Como analisa esse crime articulado pelo seu ex-namorado?Até hoje procuro entender tamanha crueldade de um ser humano. Nunca pensei em passar por isso, de vivenciar isso, de estar aqui. Só que nas minhas orações pude entender que eu não podia entender a mente de um assassino, porque eu não sou assassina. Nunca vou entender o que leva um homem a agir de uma forma tão cruel, com requinte de maldade. Ele viu todo o meu sofrimento, eu apelando pela minha vida e, mesmo assim, não foi suficiente. Isso vem como flashes em minha mente diariamente. Não consigo esquecer aquela noite.

As marcas do ataque são visíveis em seu corpo. O que aconteceu de pior nisso tudo?Ainda tenho cicatrizes, mas a sequela pior é o meu olho, não enxergo direito. Não consigo ler, nem dirigir, que são coisas que eu fazia corriqueiramente. Tive que vender meu carro, fiquei com trauma. 

Visivelmente você está inquieta, mexendo os braços e pernas sem parar. Como tem lidado com o nervosismo? À noite é mais difícil, pois me recordo muito de tudo. Aí tomo medicação para relaxar e oro. Oro muito. Me apego às orações. Durante esse período já li mais da metade da Bíblia, coisa que eu não conhecia muito. Sempre ia à igreja, mas nunca lia a Bíblia. Hoje me apego e encontro respostas para a minha vida. 

Muitas mulheres te procuraram depois desse crime para pedir ajuda?Muitas mulheres me procuram no Instagram. Eu abri meu Instagram. Eu não tinha o hábito de estar nas redes sociais, tinha poucas fotos. Terminou que abri o meu Instagram, recebi muitas mensagens e pude ajudar. Assim como eu, que não tinha maldade de achar que um ser humano desse poderia ser tão cruel, essas mulheres vivem essa violência diária. Muitas vezes começa assim com possessividade, ciúmes, agressão, até chegar ao ponto do homem tirar a vida de outra pessoa. Relembre o caso O crime aconteceu no início da noite do dia 28 de fevereiro, uma quinta-feira de Carnaval. Fábio foi buscar Isabela no trabalho, como já havia feito em outras ocasiões e, quando a vítima entrou no carro, percebeu que dois desconhecidos, Adriano e Alex, também estavam no veículo.

Durante o trajeto, ela foi dominada e esfaqueada com 68 golpes. A tortura terminou apenas quando Isabela se fingiu de morta. Ela foi jogada em uma ribanceira, na BR-324, socorrida por pessoas que passavam pela região e levada para o Hospital do Subúrbio. Fábio foi preso no mesmo dia, quando esteve na unidade de saúde.

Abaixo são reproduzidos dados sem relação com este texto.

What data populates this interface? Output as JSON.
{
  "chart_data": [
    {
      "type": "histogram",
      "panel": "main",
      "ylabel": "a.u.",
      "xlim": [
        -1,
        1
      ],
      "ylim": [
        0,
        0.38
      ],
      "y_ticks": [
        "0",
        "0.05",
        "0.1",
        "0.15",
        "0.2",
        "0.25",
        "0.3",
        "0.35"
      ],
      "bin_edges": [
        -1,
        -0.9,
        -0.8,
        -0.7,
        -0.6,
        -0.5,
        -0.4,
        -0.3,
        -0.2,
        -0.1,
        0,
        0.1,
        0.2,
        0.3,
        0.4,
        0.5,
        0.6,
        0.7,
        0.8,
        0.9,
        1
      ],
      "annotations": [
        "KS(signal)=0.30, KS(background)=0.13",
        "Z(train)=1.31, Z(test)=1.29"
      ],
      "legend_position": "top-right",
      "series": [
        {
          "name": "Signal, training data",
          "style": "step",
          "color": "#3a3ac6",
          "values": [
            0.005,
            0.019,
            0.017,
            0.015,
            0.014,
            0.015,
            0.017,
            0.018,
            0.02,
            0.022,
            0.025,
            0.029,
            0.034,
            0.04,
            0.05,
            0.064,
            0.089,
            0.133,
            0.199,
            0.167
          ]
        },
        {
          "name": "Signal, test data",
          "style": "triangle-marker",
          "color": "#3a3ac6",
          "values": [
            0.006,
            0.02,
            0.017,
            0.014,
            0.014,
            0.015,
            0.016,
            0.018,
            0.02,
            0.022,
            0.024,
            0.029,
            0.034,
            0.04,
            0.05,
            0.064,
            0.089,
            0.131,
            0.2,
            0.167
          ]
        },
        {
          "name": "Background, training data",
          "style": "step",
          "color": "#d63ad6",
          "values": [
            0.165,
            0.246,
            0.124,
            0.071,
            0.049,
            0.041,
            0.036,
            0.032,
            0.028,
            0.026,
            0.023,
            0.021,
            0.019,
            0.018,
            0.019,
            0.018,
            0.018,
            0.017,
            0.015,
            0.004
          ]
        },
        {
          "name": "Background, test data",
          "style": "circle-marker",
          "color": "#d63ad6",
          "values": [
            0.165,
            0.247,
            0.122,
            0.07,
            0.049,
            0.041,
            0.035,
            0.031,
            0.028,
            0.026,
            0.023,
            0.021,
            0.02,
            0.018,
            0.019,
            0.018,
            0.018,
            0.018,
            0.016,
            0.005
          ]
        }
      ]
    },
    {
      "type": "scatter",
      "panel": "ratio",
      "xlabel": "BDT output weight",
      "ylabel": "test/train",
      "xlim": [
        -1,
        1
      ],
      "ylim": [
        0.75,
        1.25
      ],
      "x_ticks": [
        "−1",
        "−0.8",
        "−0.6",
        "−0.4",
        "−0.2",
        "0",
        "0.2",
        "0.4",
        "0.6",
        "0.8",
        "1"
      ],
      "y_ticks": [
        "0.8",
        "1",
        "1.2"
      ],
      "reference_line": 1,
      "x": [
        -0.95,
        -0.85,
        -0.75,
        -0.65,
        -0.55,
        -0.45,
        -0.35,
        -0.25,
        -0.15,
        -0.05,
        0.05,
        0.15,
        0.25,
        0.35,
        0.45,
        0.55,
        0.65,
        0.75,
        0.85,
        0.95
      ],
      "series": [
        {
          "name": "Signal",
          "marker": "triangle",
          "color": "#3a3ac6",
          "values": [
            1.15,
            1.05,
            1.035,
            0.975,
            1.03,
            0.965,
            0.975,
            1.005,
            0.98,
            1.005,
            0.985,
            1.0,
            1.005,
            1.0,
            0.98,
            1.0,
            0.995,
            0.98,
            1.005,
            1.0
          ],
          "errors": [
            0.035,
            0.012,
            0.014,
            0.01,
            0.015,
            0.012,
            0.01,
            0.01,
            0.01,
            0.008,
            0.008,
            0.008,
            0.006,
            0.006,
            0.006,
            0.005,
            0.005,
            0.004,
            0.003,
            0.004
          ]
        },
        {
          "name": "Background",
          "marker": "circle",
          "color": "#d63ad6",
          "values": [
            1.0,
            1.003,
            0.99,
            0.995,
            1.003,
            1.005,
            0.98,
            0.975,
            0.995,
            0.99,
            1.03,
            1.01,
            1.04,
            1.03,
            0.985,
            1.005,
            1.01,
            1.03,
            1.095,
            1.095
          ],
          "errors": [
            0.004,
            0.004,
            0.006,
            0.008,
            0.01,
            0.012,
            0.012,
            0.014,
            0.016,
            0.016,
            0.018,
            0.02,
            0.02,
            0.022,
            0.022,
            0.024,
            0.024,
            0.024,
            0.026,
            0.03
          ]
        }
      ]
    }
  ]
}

Ele contou para a polícia que Adriano trabalhou como servente de pedreiro em uma obra na casa dele e que pagou R$ 500 para ele e mais R$ 500 para Alex cometer o crime. O casal começou a namorar em 2017 e tinham brigas constantes por conta dos ciúmes de Fábio.

Em entrevista ao CORREIO, à época, Isabela afirmou não ter dúvida de que o namorado já tinha intenção de matá-la há tempos. “Ele já planejava minha morte. Dias antes, um rapaz entregou a ele R$ 500 referente ao aluguel de um dos meus imóveis. Perguntei sobre o dinheiro, ele negou que tivesse recebido. Acredito que ele pegou o valor para juntar e pagar os caras para me matarem”, declarou a fisioterapeuta, mãe de uma adolescente de 16 anos e funcionária de um hospital privado na cidade.